Thursday, December 22, 2005

Time / Justice

Justice is impossible while time endures (and that’s infinitely): because agreement among intellects at stageA, stageB, stage z9omega at time0, time1, timen, is meaningless. Therefore democratic justice is impossible. Autocratic justice is also impossible within infinite time because whatever the intellectual stage of the tyrant, whatever the time, the evidence is not all in.

Human culture works by the majority, feeling itself to be the majority, feeling secure in ignoring input from extremes. Lock up, crucify, assassinate the genius, the saint. Call him a madman. Call the prison a sanitarium. Fill it with real madmen, so the ruse will convince all but the genius, the saint.

That’s how we persecute. It’s OK to kill Germans, Japs in 1945, but not in 1946. It’s moral to enslave in 1860, but not in 1870. In 1776 tarrifs were OK, but don’t tax my whiskey. In 15,000 BC there were no tariffs and no one would dream of taxing your beer.

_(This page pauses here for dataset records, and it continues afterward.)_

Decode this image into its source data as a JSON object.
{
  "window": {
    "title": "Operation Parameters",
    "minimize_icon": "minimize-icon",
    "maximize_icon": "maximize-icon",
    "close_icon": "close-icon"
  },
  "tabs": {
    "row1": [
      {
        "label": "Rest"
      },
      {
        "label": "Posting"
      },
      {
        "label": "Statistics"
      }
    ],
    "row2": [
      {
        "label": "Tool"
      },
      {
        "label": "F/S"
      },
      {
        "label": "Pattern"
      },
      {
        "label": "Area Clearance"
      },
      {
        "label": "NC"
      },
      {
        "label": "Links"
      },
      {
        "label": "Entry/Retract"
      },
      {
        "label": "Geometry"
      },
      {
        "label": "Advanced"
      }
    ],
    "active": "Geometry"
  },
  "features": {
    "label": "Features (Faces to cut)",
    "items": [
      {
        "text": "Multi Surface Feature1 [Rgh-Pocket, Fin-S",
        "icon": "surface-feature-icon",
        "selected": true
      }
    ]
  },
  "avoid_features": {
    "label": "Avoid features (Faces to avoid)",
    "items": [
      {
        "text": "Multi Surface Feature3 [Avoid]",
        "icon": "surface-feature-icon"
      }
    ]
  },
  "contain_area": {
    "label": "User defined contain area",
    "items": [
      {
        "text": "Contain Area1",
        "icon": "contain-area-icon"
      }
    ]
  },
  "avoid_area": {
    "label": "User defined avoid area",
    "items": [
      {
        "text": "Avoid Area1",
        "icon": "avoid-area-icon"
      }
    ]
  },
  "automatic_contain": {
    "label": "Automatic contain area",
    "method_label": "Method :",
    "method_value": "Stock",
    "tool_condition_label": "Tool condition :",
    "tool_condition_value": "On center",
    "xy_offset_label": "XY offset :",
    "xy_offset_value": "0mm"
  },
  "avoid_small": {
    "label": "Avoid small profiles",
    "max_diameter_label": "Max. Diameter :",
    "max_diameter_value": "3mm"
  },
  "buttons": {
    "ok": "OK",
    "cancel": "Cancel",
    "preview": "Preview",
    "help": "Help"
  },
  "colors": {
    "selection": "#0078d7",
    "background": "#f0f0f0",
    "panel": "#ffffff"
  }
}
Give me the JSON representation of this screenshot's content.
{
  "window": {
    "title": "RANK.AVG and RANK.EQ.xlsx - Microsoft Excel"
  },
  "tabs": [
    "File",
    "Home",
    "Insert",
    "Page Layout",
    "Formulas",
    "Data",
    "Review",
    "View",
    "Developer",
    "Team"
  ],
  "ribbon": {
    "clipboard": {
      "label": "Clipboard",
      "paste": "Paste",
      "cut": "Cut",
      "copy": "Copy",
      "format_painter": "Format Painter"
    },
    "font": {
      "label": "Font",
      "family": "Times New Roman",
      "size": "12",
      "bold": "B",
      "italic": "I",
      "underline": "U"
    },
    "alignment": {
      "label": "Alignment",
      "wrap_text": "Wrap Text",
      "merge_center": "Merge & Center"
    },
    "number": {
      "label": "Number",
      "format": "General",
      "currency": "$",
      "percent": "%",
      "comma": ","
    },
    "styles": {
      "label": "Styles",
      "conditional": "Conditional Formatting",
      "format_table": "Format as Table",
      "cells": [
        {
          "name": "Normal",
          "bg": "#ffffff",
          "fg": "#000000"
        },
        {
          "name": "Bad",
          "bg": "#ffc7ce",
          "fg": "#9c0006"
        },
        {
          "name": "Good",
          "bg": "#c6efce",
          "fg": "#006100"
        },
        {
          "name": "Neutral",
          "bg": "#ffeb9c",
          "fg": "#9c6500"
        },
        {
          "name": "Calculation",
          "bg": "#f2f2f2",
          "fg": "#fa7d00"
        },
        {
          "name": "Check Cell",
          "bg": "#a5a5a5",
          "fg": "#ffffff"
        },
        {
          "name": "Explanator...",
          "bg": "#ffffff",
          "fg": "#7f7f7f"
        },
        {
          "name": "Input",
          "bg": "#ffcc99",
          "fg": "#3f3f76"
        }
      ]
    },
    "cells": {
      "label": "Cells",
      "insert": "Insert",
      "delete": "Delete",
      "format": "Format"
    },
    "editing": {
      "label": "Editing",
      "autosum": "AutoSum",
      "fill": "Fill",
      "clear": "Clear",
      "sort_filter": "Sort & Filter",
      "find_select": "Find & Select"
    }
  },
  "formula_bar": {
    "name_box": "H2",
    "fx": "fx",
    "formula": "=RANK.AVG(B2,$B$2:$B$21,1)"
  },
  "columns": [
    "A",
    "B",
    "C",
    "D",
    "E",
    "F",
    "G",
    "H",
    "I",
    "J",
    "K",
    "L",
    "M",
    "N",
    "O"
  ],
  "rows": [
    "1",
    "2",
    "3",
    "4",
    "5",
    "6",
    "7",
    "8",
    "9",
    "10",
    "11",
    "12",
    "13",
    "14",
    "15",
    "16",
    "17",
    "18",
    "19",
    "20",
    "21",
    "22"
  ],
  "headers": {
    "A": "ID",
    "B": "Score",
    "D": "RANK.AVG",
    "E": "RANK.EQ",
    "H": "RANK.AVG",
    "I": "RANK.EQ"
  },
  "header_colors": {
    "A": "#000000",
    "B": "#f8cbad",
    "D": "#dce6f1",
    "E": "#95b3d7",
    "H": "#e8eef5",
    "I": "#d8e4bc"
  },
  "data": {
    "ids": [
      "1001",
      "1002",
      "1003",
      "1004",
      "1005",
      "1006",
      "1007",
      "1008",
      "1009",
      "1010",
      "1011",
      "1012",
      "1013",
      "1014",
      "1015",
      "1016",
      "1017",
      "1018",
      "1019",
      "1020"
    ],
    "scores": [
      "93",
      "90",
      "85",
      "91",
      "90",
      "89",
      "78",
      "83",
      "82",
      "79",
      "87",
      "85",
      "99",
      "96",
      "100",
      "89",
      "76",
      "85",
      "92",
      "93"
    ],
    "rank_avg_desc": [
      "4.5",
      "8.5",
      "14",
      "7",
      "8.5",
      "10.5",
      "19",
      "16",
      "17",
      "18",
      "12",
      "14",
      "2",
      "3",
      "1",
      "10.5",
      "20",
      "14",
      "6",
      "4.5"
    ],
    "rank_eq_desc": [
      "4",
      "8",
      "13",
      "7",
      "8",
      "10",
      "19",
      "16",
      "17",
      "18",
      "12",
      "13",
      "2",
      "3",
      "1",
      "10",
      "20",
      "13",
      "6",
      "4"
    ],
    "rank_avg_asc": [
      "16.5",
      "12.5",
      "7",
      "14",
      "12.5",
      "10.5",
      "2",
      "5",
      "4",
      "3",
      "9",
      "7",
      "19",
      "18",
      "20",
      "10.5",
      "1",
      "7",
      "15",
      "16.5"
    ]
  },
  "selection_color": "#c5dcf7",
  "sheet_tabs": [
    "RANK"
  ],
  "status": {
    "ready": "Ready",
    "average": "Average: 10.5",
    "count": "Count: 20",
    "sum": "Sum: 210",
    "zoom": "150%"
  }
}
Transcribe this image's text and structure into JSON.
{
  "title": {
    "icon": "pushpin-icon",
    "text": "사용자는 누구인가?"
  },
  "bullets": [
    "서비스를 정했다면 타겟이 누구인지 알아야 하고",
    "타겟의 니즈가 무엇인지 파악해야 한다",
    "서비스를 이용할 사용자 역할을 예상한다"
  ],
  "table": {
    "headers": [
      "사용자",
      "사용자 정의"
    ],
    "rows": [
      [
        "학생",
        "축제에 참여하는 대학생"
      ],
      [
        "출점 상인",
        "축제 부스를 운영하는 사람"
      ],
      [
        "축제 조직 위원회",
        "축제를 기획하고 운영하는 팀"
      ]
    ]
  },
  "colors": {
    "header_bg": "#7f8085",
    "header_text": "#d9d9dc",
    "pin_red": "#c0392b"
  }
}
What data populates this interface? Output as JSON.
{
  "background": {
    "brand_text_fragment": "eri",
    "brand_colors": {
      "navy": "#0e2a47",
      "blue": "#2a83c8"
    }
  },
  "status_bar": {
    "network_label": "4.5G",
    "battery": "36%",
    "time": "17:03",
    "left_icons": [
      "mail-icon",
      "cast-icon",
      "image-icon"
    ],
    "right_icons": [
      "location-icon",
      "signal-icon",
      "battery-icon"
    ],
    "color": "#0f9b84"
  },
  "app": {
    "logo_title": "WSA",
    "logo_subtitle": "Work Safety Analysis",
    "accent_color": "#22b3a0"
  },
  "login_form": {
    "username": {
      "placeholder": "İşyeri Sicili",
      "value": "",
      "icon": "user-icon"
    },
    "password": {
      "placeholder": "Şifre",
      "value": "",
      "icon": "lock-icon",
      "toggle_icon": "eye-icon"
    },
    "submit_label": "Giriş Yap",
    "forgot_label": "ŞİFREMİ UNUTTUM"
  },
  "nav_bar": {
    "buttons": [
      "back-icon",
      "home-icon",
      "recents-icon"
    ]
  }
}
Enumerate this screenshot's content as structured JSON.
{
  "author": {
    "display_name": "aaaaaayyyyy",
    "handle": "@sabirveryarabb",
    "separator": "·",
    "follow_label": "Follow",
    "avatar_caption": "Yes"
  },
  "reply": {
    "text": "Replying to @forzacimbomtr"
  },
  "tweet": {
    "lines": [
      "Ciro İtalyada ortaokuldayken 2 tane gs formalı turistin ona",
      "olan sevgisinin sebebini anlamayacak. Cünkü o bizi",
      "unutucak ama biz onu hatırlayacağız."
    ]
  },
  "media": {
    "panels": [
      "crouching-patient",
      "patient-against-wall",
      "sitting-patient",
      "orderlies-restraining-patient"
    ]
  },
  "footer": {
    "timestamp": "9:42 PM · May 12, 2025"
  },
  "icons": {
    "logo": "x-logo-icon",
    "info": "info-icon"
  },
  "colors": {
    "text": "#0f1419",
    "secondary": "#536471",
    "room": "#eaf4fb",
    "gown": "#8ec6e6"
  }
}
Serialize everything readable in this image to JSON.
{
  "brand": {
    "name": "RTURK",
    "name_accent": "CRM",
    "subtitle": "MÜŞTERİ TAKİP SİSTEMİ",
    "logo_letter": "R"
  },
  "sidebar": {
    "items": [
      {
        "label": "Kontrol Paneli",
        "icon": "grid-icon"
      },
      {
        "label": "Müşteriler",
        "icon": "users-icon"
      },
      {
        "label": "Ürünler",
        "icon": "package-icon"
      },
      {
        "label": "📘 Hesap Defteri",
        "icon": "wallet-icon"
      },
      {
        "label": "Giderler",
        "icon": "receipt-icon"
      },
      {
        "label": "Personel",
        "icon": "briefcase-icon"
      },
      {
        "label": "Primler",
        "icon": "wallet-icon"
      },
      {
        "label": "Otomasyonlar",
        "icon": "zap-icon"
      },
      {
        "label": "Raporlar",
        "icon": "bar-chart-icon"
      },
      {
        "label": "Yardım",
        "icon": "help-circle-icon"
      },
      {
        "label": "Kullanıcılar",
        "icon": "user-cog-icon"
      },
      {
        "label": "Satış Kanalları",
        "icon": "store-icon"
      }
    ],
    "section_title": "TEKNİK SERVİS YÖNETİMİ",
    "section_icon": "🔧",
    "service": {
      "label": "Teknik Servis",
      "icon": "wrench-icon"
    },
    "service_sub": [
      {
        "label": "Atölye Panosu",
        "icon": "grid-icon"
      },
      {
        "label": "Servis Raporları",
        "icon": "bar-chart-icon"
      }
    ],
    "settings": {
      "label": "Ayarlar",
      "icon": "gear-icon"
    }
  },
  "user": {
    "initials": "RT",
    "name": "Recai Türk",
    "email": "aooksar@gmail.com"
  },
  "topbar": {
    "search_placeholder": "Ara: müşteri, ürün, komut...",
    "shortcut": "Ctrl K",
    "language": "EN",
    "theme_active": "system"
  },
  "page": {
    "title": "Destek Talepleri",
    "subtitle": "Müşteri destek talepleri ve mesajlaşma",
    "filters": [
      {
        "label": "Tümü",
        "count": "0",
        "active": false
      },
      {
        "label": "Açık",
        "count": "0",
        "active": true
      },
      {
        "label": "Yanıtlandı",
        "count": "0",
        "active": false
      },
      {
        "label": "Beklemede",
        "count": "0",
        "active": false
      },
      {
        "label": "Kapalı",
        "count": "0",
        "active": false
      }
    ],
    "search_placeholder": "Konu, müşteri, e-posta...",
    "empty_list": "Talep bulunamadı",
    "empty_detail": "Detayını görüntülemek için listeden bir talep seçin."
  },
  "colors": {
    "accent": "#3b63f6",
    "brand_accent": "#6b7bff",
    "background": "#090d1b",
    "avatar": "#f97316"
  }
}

The majority can always delude itself to think it’s being reasonable by being unaware of better meanings for reasonable. The court can throw improvements out of court. But even if every judge had an IQ of 180, it might just be that they needed IQs of 250. And if every single judge went to Harvard, he still hasn’t mastered Moses Harmon. Or Ivan Illich.

Trusting the Enlightenment was almost as grievous a mistake as trusting the Church had been.

But, pk: then what’s the solution?
There is none.

See? (Of course you don’t.) That’s the fundamental secular blasphemy: to fail to swallow the modern lie that we can fix anything and everything to our liking.